It is interesting to ask whether the observed behaviour is robust to changes in experimental conditions. In particular, while high monovalent salt is common in nanotechnological settings, lower salt concentrations may be relevant to biological or biologically-derived systems, and high divalent salt concentrations are typically employed if large nanostructures such as DNA origami are present. In ESI Note 10, Fig. S22 and S23, we show results for DNApy > DNApy, DNApy > RNApu, RNApy > DNApy, DNApu > DNApu, DNApu > RNApu and RNApu > DNApu reactions for systems with γ = 4nt, ε = 4nt and β = 11nt at both 100 mM NaCl and 10 mM MgCl2. Although we have not performed a complete set of carefully calibrated experiments under these conditions, the results in ESI Note 10 are consistent with a picture in which RNA > DNA is relatively favoured for low purine content in the RNA strand, and relatively disfavoured for high purine content. At 10 mM MgCl2, however, we observe that DNA > RNA reactions are suppressed in general, and that all reactions are slowed in 100 mM NaCl relative to 1 M NaCl.

Conclusions

In this work we experimentally characterised RNA > DNA and DNA > RNA strand displacement systems, which revealed notable differences in kinetics between DNA > DNA and RNA/DNA hybrid strand displacement systems, with important implications for the rational design of hybrid reaction networks. We have developed a parameterised free-energy landscape model which accurately predicts strand displacement kinetics for the test hybrid systems employed herein, given a fixed branch migration domain purine content. Most importantly, we demonstrate a strong sequence–dependence for the RNA > DNA and DNA > RNA strand displacement reactions that we tested. We highlight the importance of purine content within the RNA strand in determining the relative stability of RNA–DNA hybrids compared to DNA–DNA duplexes. We found that between high (78%) and low (17%) purine content within the RNA strand, estimated ΔGrd values shifted from −0.25kBT to 0.16kBT. These results support conclusions from previous thermodynamic studies into RNA–DNA hybridisation, which suggest that a high purine content in the RNA strand of an RNA–DNA complex results in increased stability compared to DNA–DNA duplexes while low RNA purine content results in reduced stability of RNA–DNA complexes.36–39

Banerjee et al.36 report RNA–DNA hybrid nearest neighbour (NN) parameters at 1 M NaCl. These can be compared to the DNA–DNA NN parameters of SantaLucia.45 To get a rough idea of the relative stability of duplexes, one can average over the contribution of each base pair step at 298 K, weighted so as to produce the correct proportion of purine/pyrimidine bases in each strand. Doing so predicts ΔGrd values of +0.24kBT for 17% purine content in the RNA strand and −0.51kBT for 78% purine content in the RNA strand. These values are larger than those predicted in this work and would therefore predict more extreme kinetic behaviour for hybrid systems. It is worth noting that only a limited number of data points were used to derive these hybrid NN parameters and as such extreme behaviour is likely not well accounted for. Importantly, these NN parameters indicate that high purine content within the RNA strand should give a larger effect than low purine content in the RNA strand,36 which is also predicted from our experiments. Notably, there is some suggestion that the relative stability of RNA–DNA hybrids as compared to DNA–DNA complexes is also dependent on the G/C content of the displacement domain, particularly for sequences with high G/C content.39 Our study was limited to systems with approximately 50% GC content within the branch migration domain so future work should investigate how these sequence composition factors interact to determine the kinetics of strand displacement reactions.

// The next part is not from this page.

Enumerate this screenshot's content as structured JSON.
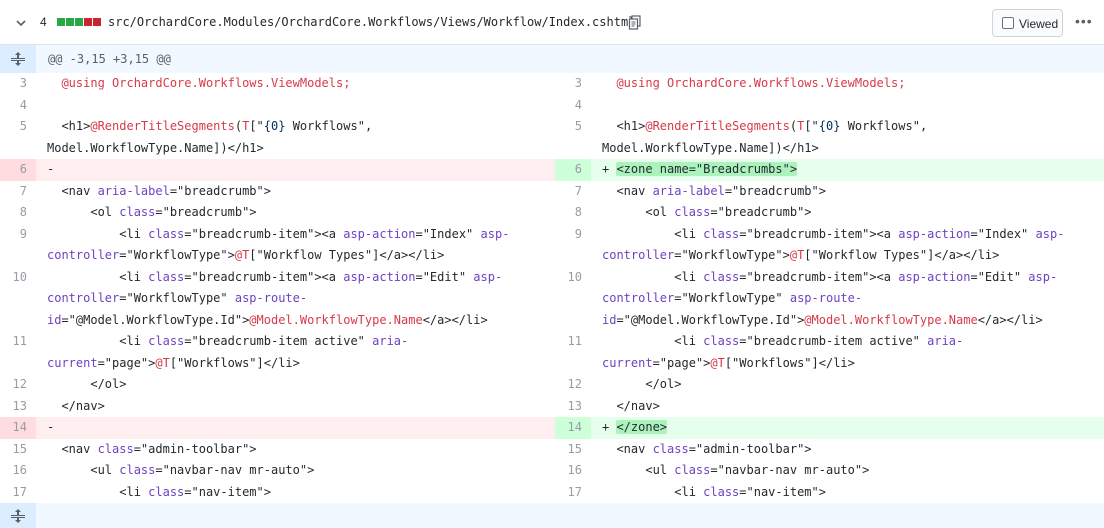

Although the estimated ΔGrd values of −0.25kBT and 0.16kBT are relatively small, our results suggest these free-energy differences per base pair can compound over the whole landscape giving orders of magnitude differences in the rate of RNA > DNA strand displacement compared to DNA > RNA strand displacement. Moreover, changing the sequence composition of the RNA from 17% purine content to 78% purine content resulted in a difference in rate of up to 3 orders of magnitude, suggesting that this factor could be a critical parameter in the rational design of RNA/DNA hybrid strand displacement systems and facilitate tuneable reaction kinetics. Indeed, requesting minimal secondary structure within NUPACK typically yields sequence designs excluding G or C nucleotides,41 and therefore by default these sequences exhibit extremes in purine content. As such our work is particularly relevant to synthetic designs within the low secondary structure constraint.

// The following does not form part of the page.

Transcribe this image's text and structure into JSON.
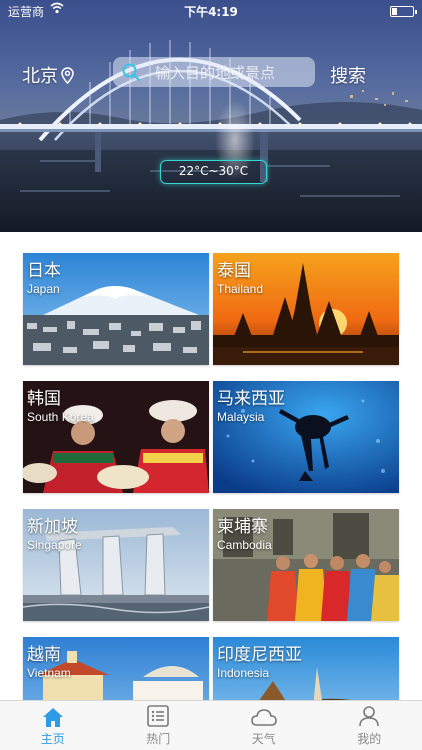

With knowledge of the underlying free-energy landscapes of hybrid strand displacement, other tools, including use of mismatches, could be exploited for further fine-tuned kinetic control.11,12 Given that the predicted ΔGrd values are relatively small, elimination of mismatches within the incumbent–substrate complex could be employed to counter the observed uphill free-energy landscapes. We also suggest that future studies could explicitly investigate the effect of mismatches within hybrid systems to gain a better understanding how this might differ from DNA > DNA strand displacement reactions.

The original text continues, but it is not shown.